The work was led by co–first authors Dvita Kapadia, who conducted the research as a research technician in the Li lab and is now a PhD student at Washington University, and Nicole Hamagami, who was an MD, PhD student in the Gabel lab at the time of the study. Their combined efforts were central to integrating genetic fate mapping, transcriptomic analyses, and epigenomic profiling across developmental and disease contexts.
Using genetic fate mapping, single-cell transcriptomics, and advanced epigenomic profiling approaches, the team tracked microglial populations from early postnatal development through adulthood, injury, aging, and Alzheimer disease models. Researchers used a novel genetic mouse model developed by the Li lab, which enabled precise labeling and long-term tracking of specific microglial populations as they transitioned between developmental, homeostatic, and disease-associated states.

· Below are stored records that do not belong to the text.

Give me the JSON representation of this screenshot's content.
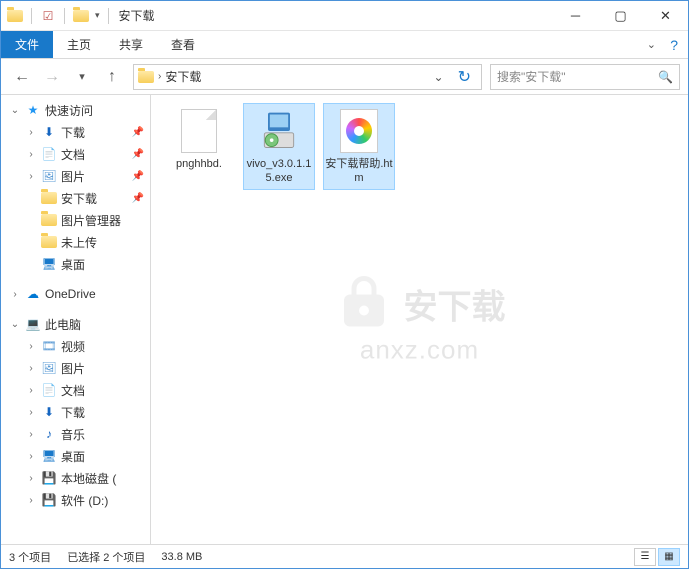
{
  "title": "安下载",
  "ribbon": {
    "tabs": [
      "文件",
      "主页",
      "共享",
      "查看"
    ],
    "active": 0
  },
  "address": {
    "crumb": "安下载"
  },
  "search": {
    "placeholder": "搜索\"安下载\""
  },
  "sidebar": {
    "quick_access": "快速访问",
    "items": [
      {
        "label": "下载",
        "icon": "download",
        "pinned": true
      },
      {
        "label": "文档",
        "icon": "document",
        "pinned": true
      },
      {
        "label": "图片",
        "icon": "pictures",
        "pinned": true
      },
      {
        "label": "安下载",
        "icon": "folder",
        "pinned": true
      },
      {
        "label": "图片管理器",
        "icon": "folder",
        "pinned": false
      },
      {
        "label": "未上传",
        "icon": "folder",
        "pinned": false
      },
      {
        "label": "桌面",
        "icon": "desktop",
        "pinned": false
      }
    ],
    "onedrive": "OneDrive",
    "this_pc": "此电脑",
    "pc_items": [
      {
        "label": "视频",
        "icon": "videos"
      },
      {
        "label": "图片",
        "icon": "pictures"
      },
      {
        "label": "文档",
        "icon": "document"
      },
      {
        "label": "下载",
        "icon": "download"
      },
      {
        "label": "音乐",
        "icon": "music"
      },
      {
        "label": "桌面",
        "icon": "desktop"
      },
      {
        "label": "本地磁盘 (",
        "icon": "drive"
      },
      {
        "label": "软件 (D:)",
        "icon": "drive"
      }
    ]
  },
  "files": [
    {
      "name": "pnghhbd.",
      "type": "blank",
      "selected": false
    },
    {
      "name": "vivo_v3.0.1.15.exe",
      "type": "exe",
      "selected": true
    },
    {
      "name": "安下载帮助.htm",
      "type": "htm",
      "selected": true
    }
  ],
  "status": {
    "items": "3 个项目",
    "selected": "已选择 2 个项目",
    "size": "33.8 MB"
  },
  "watermark": {
    "line1": "安下载",
    "line2": "anxz.com"
  }
}
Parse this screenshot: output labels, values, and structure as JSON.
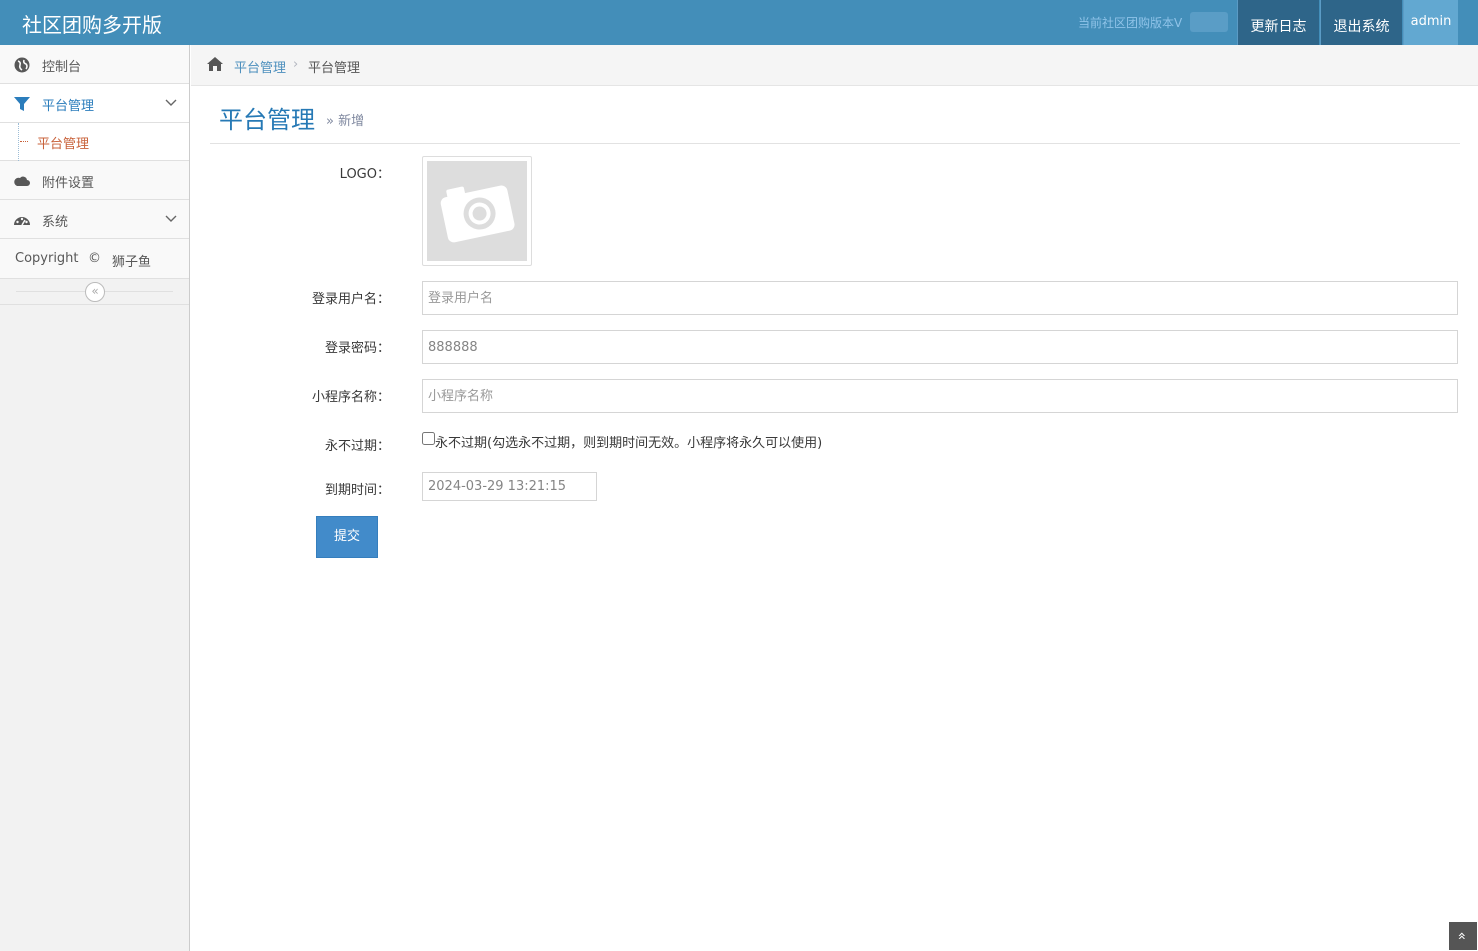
{
  "navbar": {
    "brand": "社区团购多开版",
    "version_text": "当前社区团购版本V",
    "changelog_label": "更新日志",
    "logout_label": "退出系统",
    "user_label": "admin"
  },
  "sidebar": {
    "items": [
      {
        "label": "控制台",
        "icon": "globe-icon"
      },
      {
        "label": "平台管理",
        "icon": "filter-icon"
      },
      {
        "label": "附件设置",
        "icon": "cloud-icon"
      },
      {
        "label": "系统",
        "icon": "dashboard-icon"
      }
    ],
    "sub_item": "平台管理",
    "copyright": {
      "text": "Copyright",
      "symbol": "©",
      "author": "狮子鱼"
    },
    "collapse_icon": "«"
  },
  "breadcrumb": {
    "link": "平台管理",
    "separator": "›",
    "current": "平台管理"
  },
  "page": {
    "title": "平台管理",
    "subtitle": "» 新增"
  },
  "form": {
    "logo_label": "LOGO：",
    "username_label": "登录用户名：",
    "username_placeholder": "登录用户名",
    "password_label": "登录密码：",
    "password_value": "888888",
    "appname_label": "小程序名称：",
    "appname_placeholder": "小程序名称",
    "never_expire_label": "永不过期：",
    "never_expire_text": "永不过期(勾选永不过期，则到期时间无效。小程序将永久可以使用)",
    "never_expire_checked": false,
    "expire_label": "到期时间：",
    "expire_value": "2024-03-29 13:21:15",
    "submit_label": "提交"
  },
  "scroll_top_icon": "»",
  "colors": {
    "navbar": "#438eb9",
    "nav_button": "#2e6589",
    "user_button": "#62a8d1",
    "accent": "#2679b5",
    "submenu_active": "#c86139",
    "submit": "#428bca"
  }
}
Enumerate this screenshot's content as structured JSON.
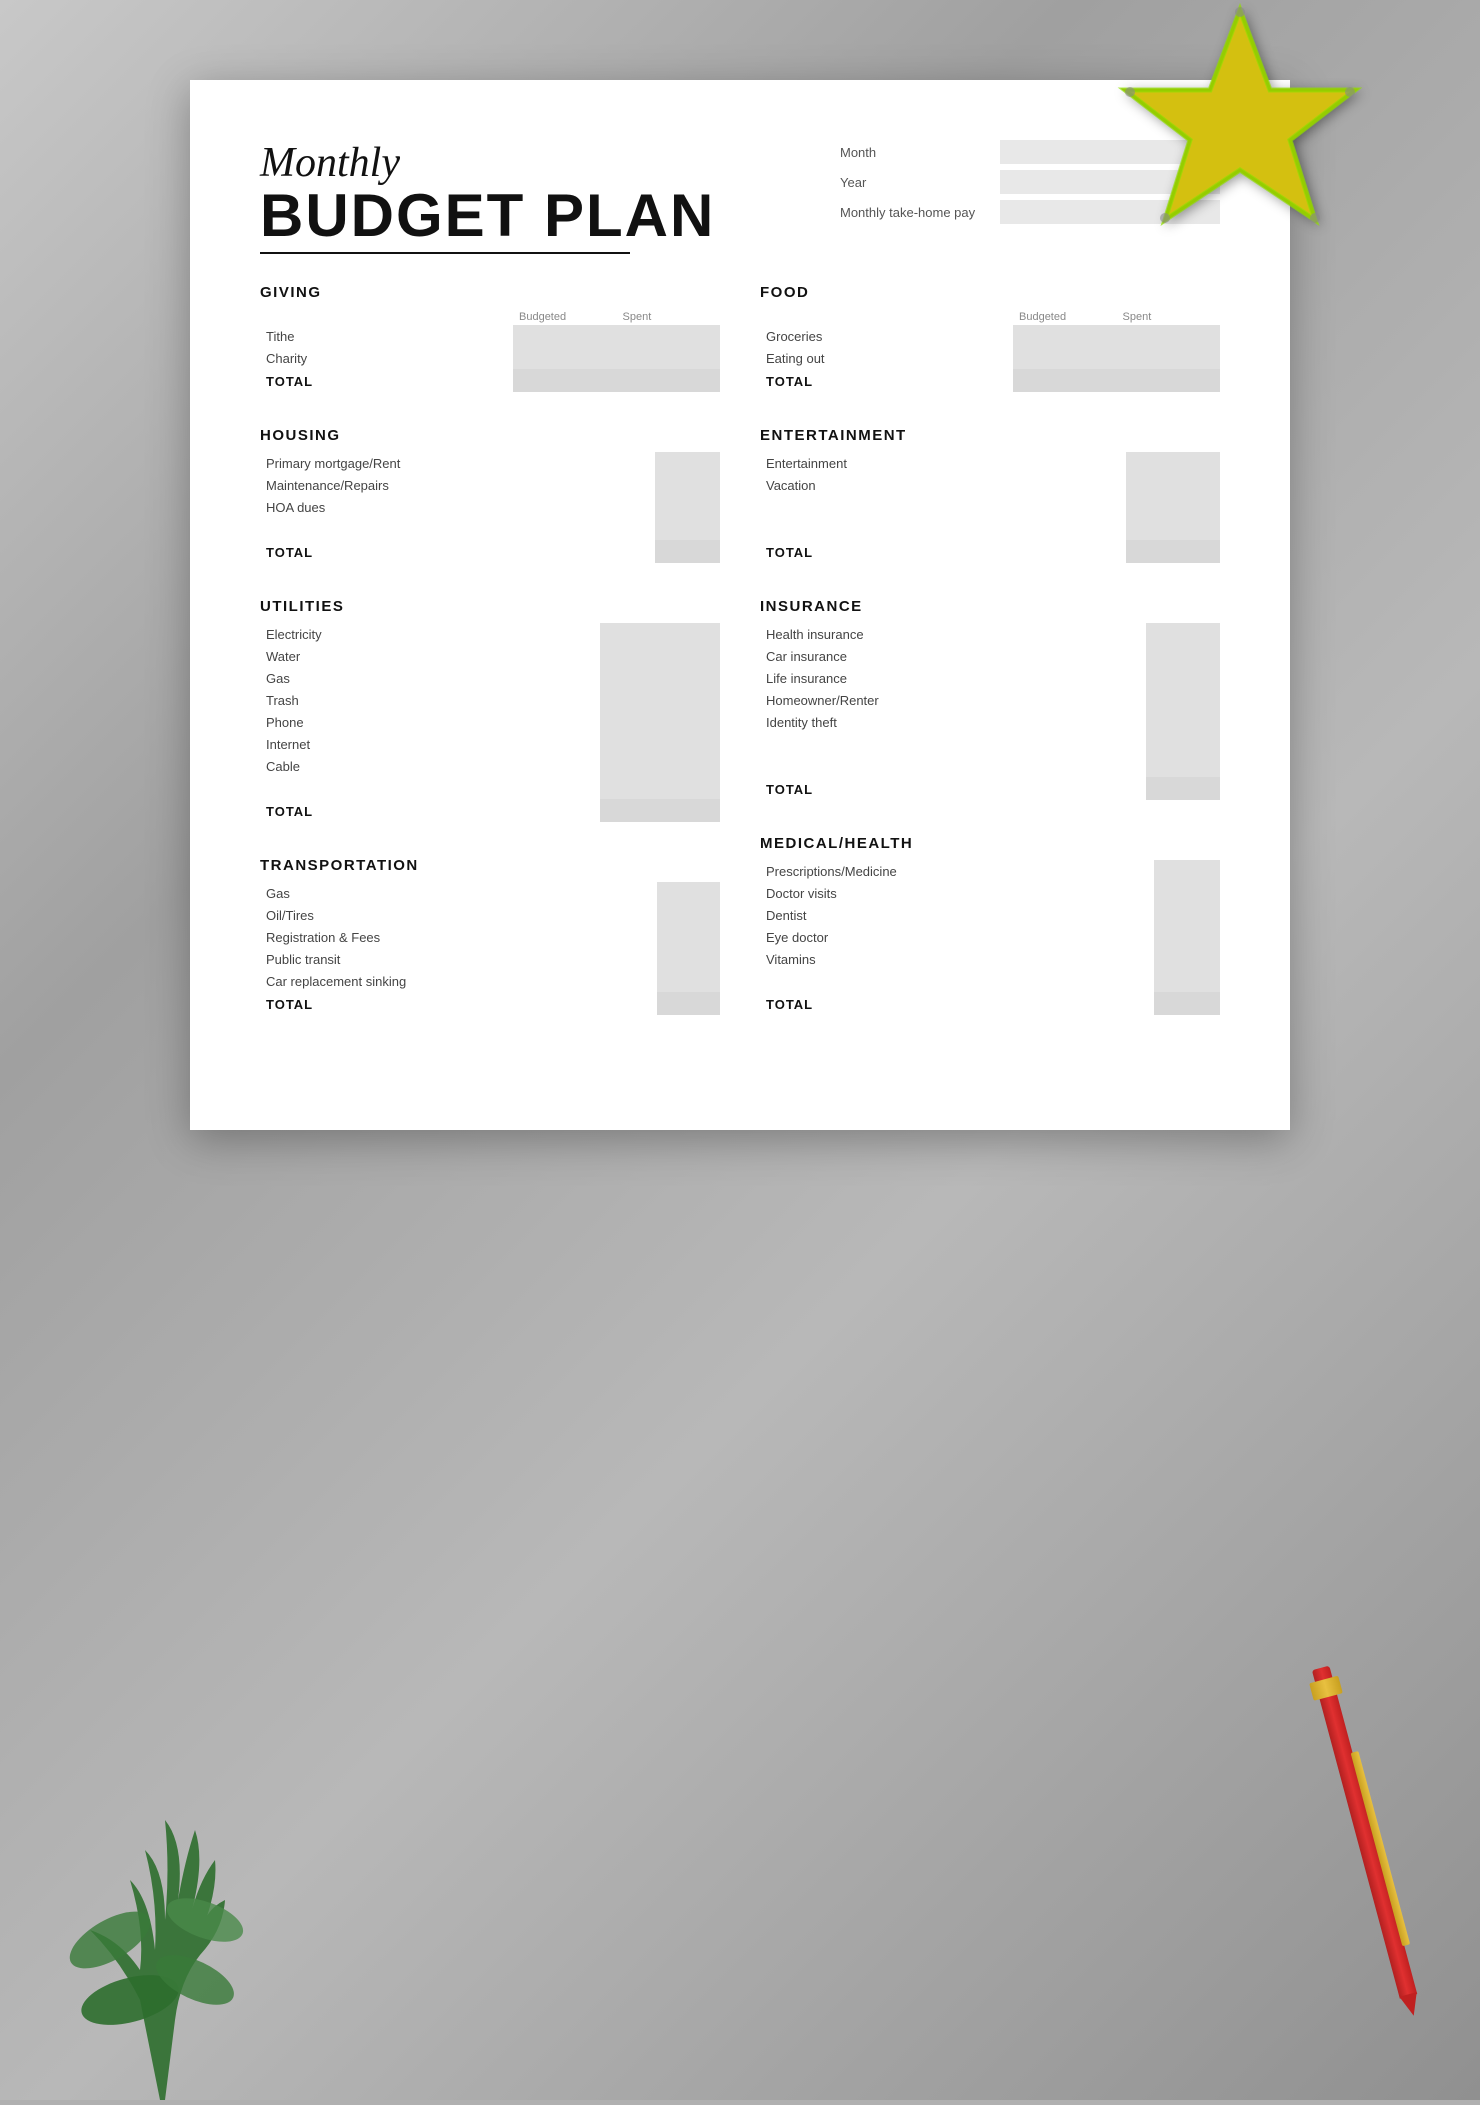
{
  "document": {
    "title_monthly": "Monthly",
    "title_budget": "BUDGET PLAN",
    "info_fields": [
      {
        "label": "Month",
        "value": ""
      },
      {
        "label": "Year",
        "value": ""
      },
      {
        "label": "Monthly take-home pay",
        "value": ""
      }
    ],
    "sections": {
      "left": [
        {
          "id": "giving",
          "title": "GIVING",
          "headers": {
            "col1": "Budgeted",
            "col2": "Spent"
          },
          "rows": [
            {
              "name": "Tithe",
              "b": "",
              "s": ""
            },
            {
              "name": "Charity",
              "b": "",
              "s": ""
            }
          ],
          "empty_rows": 0,
          "total_label": "TOTAL"
        },
        {
          "id": "housing",
          "title": "HOUSING",
          "headers": {
            "col1": "",
            "col2": ""
          },
          "rows": [
            {
              "name": "Primary mortgage/Rent",
              "b": "",
              "s": ""
            },
            {
              "name": "Maintenance/Repairs",
              "b": "",
              "s": ""
            },
            {
              "name": "HOA dues",
              "b": "",
              "s": ""
            }
          ],
          "empty_rows": 1,
          "total_label": "TOTAL"
        },
        {
          "id": "utilities",
          "title": "UTILITIES",
          "headers": {
            "col1": "",
            "col2": ""
          },
          "rows": [
            {
              "name": "Electricity",
              "b": "",
              "s": ""
            },
            {
              "name": "Water",
              "b": "",
              "s": ""
            },
            {
              "name": "Gas",
              "b": "",
              "s": ""
            },
            {
              "name": "Trash",
              "b": "",
              "s": ""
            },
            {
              "name": "Phone",
              "b": "",
              "s": ""
            },
            {
              "name": "Internet",
              "b": "",
              "s": ""
            },
            {
              "name": "Cable",
              "b": "",
              "s": ""
            }
          ],
          "empty_rows": 1,
          "total_label": "TOTAL"
        },
        {
          "id": "transportation",
          "title": "TRANSPORTATION",
          "headers": {
            "col1": "",
            "col2": ""
          },
          "rows": [
            {
              "name": "Gas",
              "b": "",
              "s": ""
            },
            {
              "name": "Oil/Tires",
              "b": "",
              "s": ""
            },
            {
              "name": "Registration & Fees",
              "b": "",
              "s": ""
            },
            {
              "name": "Public transit",
              "b": "",
              "s": ""
            },
            {
              "name": "Car replacement sinking",
              "b": "",
              "s": ""
            }
          ],
          "empty_rows": 0,
          "total_label": "TOTAL"
        }
      ],
      "right": [
        {
          "id": "food",
          "title": "FOOD",
          "headers": {
            "col1": "Budgeted",
            "col2": "Spent"
          },
          "rows": [
            {
              "name": "Groceries",
              "b": "",
              "s": ""
            },
            {
              "name": "Eating out",
              "b": "",
              "s": ""
            }
          ],
          "empty_rows": 0,
          "total_label": "TOTAL"
        },
        {
          "id": "entertainment",
          "title": "ENTERTAINMENT",
          "headers": {
            "col1": "",
            "col2": ""
          },
          "rows": [
            {
              "name": "Entertainment",
              "b": "",
              "s": ""
            },
            {
              "name": "Vacation",
              "b": "",
              "s": ""
            }
          ],
          "empty_rows": 2,
          "total_label": "TOTAL"
        },
        {
          "id": "insurance",
          "title": "INSURANCE",
          "headers": {
            "col1": "",
            "col2": ""
          },
          "rows": [
            {
              "name": "Health insurance",
              "b": "",
              "s": ""
            },
            {
              "name": "Car insurance",
              "b": "",
              "s": ""
            },
            {
              "name": "Life insurance",
              "b": "",
              "s": ""
            },
            {
              "name": "Homeowner/Renter",
              "b": "",
              "s": ""
            },
            {
              "name": "Identity theft",
              "b": "",
              "s": ""
            }
          ],
          "empty_rows": 2,
          "total_label": "TOTAL"
        },
        {
          "id": "medical",
          "title": "MEDICAL/HEALTH",
          "headers": {
            "col1": "",
            "col2": ""
          },
          "rows": [
            {
              "name": "Prescriptions/Medicine",
              "b": "",
              "s": ""
            },
            {
              "name": "Doctor visits",
              "b": "",
              "s": ""
            },
            {
              "name": "Dentist",
              "b": "",
              "s": ""
            },
            {
              "name": "Eye doctor",
              "b": "",
              "s": ""
            },
            {
              "name": "Vitamins",
              "b": "",
              "s": ""
            }
          ],
          "empty_rows": 1,
          "total_label": "TOTAL"
        }
      ]
    }
  }
}
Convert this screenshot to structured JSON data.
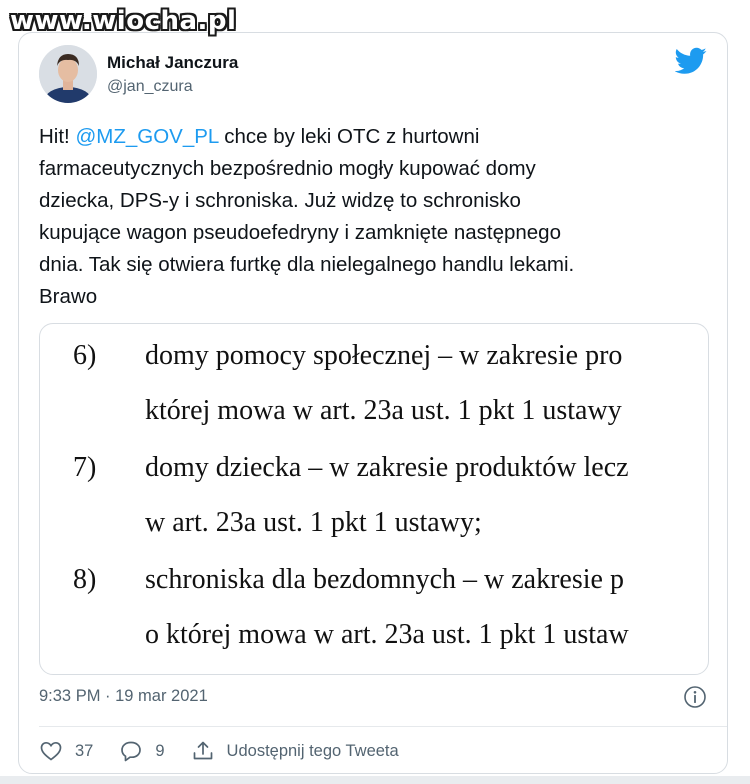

The findings reveal that proliferative-region-associated microglia (PAMs), which emerge during early brain development, can later convert to homeostatic microglia and subsequently re-enter reactive states, including disease-associated microglia (DAMs) observed in neurodegenerative disease, as well as white matter–associated microglia (WAMs) that emerge during aging.
A key discovery of the study is that histone modifications—rather than DNA methylation—drive microglial state transitions, with distinct enhancer landscapes and transcription factors controlling these changes. By integrating epigenomic and transcriptomic data, the researchers identified regulatory elements shared across developmental and Alzheimer disease–associated microglial states, providing a unified framework linking microglial function in health and neurodegenerative disease. These findings also suggest that epigenomic signatures established during early development may influence microglial responses later in life.
“By defining the enhancer programs that control microglial state transitions, this work provides a foundation for designing future therapies that more precisely target disease-associated microglial states,” said Li. “Understanding these epigenomic mechanisms opens new possibilities for modulating microglial function in Alzheimer disease and other neurodegenerative disorders.”